I have two continuous distributions and I am trying to compare them using KS test using R Studio with the code below:
f1 <- "filename1"
f2 <- "filename2"
readDataFromCSV <- function(filename) {
packetsData <- read.csv(file=filename, header=TRUE, sep=",")
return(packetsData)
}
pd1 <- readDataFromCSV(f1) // x
pd2 <- readDataFromCSV(f2) // y
timecdf1 <- ecdf(pd1$Time)
timecdf2 <- ecdf(pd2$Time)
colors37 = c("red","blue","brown","orange","black","purple", "green","cyan", "navy", "pink", "maroon", "grey", "black", "coral", "lavender", "magenta", "yellow", "azure", "bisque", "darkcyan")
ksResult <- ks.test(pd1$Time, pd2$Time, alternative = "greater")
print(ksResult)
plot(timecdf1, verticals=TRUE, do.points=FALSE, col=colors37[1], ylab = '', xlab='Time(sec)');par(new=TRUE)

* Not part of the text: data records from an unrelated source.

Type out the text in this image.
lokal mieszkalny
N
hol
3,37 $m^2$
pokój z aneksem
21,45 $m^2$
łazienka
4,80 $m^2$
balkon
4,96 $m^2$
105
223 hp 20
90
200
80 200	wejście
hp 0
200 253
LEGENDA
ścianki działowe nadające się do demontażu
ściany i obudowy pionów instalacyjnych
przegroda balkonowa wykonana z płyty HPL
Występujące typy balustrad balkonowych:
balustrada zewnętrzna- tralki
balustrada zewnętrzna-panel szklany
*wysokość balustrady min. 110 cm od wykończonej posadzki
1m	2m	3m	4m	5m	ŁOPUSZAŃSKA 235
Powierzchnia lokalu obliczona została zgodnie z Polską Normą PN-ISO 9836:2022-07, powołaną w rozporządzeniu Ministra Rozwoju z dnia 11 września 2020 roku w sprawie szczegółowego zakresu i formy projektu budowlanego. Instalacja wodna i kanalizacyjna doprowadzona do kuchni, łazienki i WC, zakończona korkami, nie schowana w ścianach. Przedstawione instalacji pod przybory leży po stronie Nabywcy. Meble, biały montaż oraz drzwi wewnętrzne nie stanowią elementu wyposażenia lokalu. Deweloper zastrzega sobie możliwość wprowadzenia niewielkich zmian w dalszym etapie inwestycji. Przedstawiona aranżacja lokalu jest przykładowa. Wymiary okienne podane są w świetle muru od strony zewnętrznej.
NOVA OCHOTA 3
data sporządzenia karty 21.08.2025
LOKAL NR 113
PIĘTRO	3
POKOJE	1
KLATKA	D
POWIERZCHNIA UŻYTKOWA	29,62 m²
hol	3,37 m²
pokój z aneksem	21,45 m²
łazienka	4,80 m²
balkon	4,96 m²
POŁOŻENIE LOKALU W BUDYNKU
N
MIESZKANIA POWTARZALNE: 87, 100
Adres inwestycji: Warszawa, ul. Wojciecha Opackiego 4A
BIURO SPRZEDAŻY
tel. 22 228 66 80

plot(timecdf2, verticals=TRUE, do.points=FALSE, add=TRUE,col=colors37[5])
When I apply the KS test it results in the following:
Two-sample Kolmogorov-Smirnov test
data: pd1$Time and pd2$Time
D^+ = 0.015708, p-value = 0.9213
alternative hypothesis: the CDF of x lies above that of y
And when I draw the ecdfs of the values the results are shown below:
The 'x' represents the red line on the graph and 'y' represents the black line. I don't understand why the graph shows x below the y. On the other hand KS test of the x and y shows a high value of p indicating that x should lie above y.
I am missing something trivial in interpretation of the KS test.